Profile provided package.

When dataloader is provided, use all samples obtained from dataloader per-each batch size to perform profiling. The profiling result return the min, max and average results per batch size from all samples.

When no dataloader provided, the profiling sample from package is used.

Parameters:

  • package (Package) –

    Package to profile.

  • dataloader (Optional[SizedDataLoader], default: None ) –

    Sized iterable with data that will be feed to the model

  • target_formats (Optional[Tuple[Union[str, Format], ...]], default: None ) –

    Formats to profile. Defaults to target formats from the package.

  • target_device (Optional[DeviceKind], default: CUDA ) –

    Target device to run profiling on.

  • runners (Optional[Tuple[Union[str, Type[NavigatorRunner]], ...]], default: None ) –

    Runners to run profiling on. Defaults to runners from the package.
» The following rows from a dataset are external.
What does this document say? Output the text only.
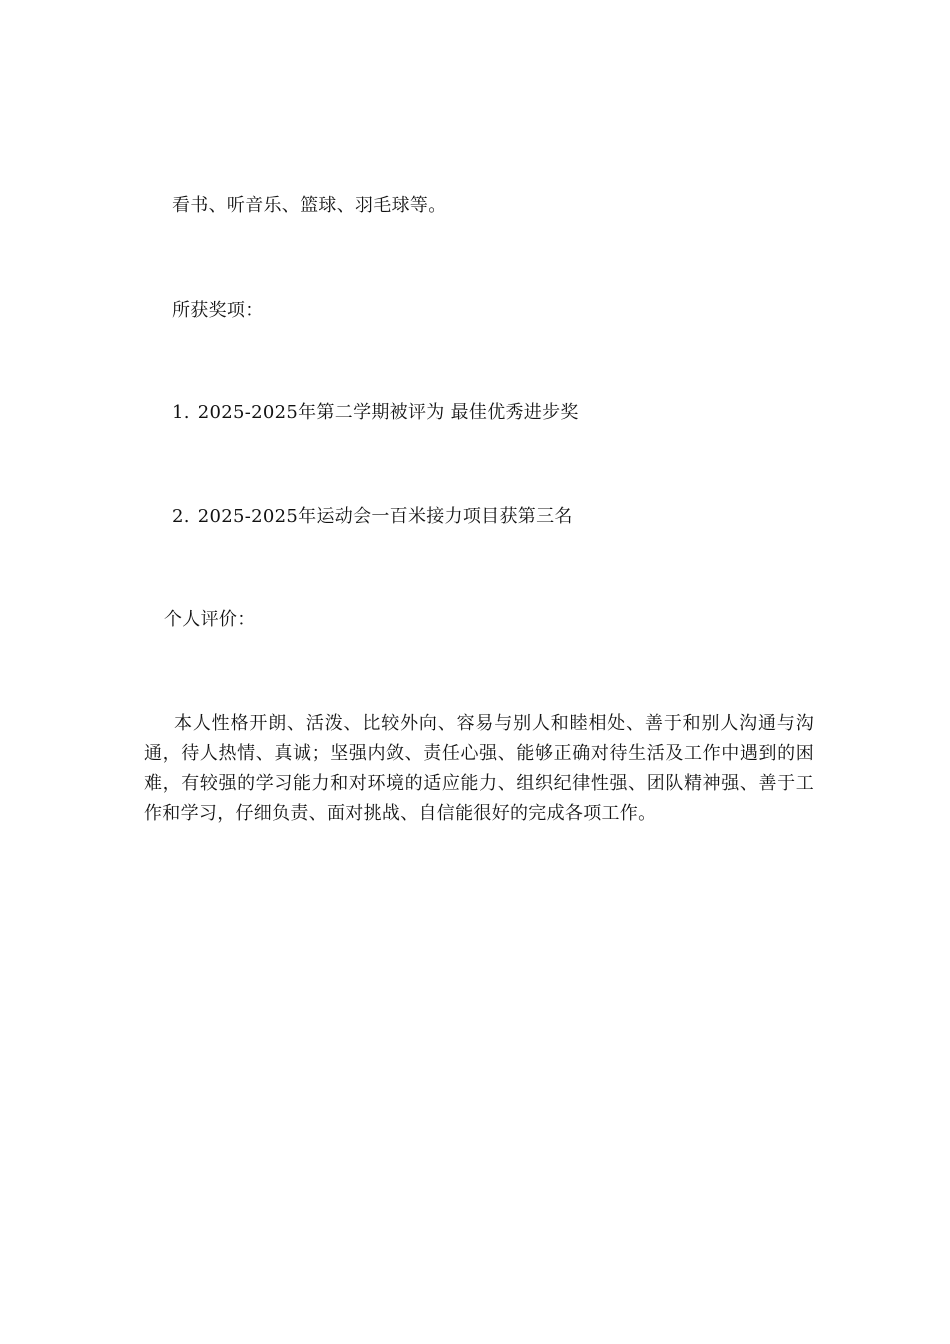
看书、听音乐、篮球、羽毛球等。
所获奖项：
1. 2025-2025年第二学期被评为 最佳优秀进步奖
2. 2025-2025年运动会一百米接力项目获第三名
个人评价：

本人性格开朗、活泼、比较外向、容易与别人和睦相处、善于和别人沟通与沟通，待人热情、真诚；坚强内敛、责任心强、能够正确对待生活及工作中遇到的困难，有较强的学习能力和对环境的适应能力、组织纪律性强、团队精神强、善于工作和学习，仔细负责、面对挑战、自信能很好的完成各项工作。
  • max_batch_size (Optional[int], default: None ) –

    Maximal batch size used for profiling. Default: None

  • batch_sizes (Optional[List[int]], default: None ) –

    List of batch sizes to profile. Default: None

  • window_size (int, default: DEFAULT_WINDOW_SIZE ) –

    Number of inference queries performed in measurement window

  • stability_percentage (float, default: DEFAULT_STABILITY_PERCENTAGE ) –

    Allowed percentage of variation from the mean in three consecutive windows.

  • stabilization_windows (int, default: DEFAULT_STABILIZATION_WINDOWS ) –

    Number consecutive windows selected for stabilization.

  • min_trials (int, default: DEFAULT_MIN_TRIALS ) –

    Minimal number of window trials.

  • max_trials (int, default: DEFAULT_MAX_TRIALS ) –

    Maximum number of window trials.

  • throughput_cutoff_threshold (float, default: DEFAULT_THROUGHPUT_CUTOFF_THRESHOLD ) –

    Minimum throughput increase to continue profiling.

  • throughput_backoff_limit (int, default: DEFAULT_THROUGHPUT_BACKOFF_LIMIT ) –

    Back-off limit to run multiple more profiling steps to avoid stop at local minimum when throughput saturate based on throughput_cutoff_threshold.

  • verbose (bool, default: False ) –

    If True enable verbose logging. Defaults to False.

Returns:

Source code in model_navigator/package/__init__.py
def profile(
    package: Package,
    dataloader: Optional[SizedDataLoader] = None,
    target_formats: Optional[Tuple[Union[str, Format], ...]] = None,
    target_device: Optional[DeviceKind] = DeviceKind.CUDA,
    runners: Optional[Tuple[Union[str, Type[NavigatorRunner]], ...]] = None,
    max_batch_size: Optional[int] = None,
    batch_sizes: Optional[List[int]] = None,
    window_size: int = DEFAULT_WINDOW_SIZE,
    stability_percentage: float = DEFAULT_STABILITY_PERCENTAGE,
    stabilization_windows: int = DEFAULT_STABILIZATION_WINDOWS,
    min_trials: int = DEFAULT_MIN_TRIALS,
    max_trials: int = DEFAULT_MAX_TRIALS,
    throughput_cutoff_threshold: float = DEFAULT_THROUGHPUT_CUTOFF_THRESHOLD,
    throughput_backoff_limit: int = DEFAULT_THROUGHPUT_BACKOFF_LIMIT,
    verbose: bool = False,
) -> ProfilingResults:
    """Profile provided package.

    When `dataloader` is provided, use all samples obtained from dataloader per-each batch size to perform profiling.
    The profiling result return the min, max and average results per batch size from all samples.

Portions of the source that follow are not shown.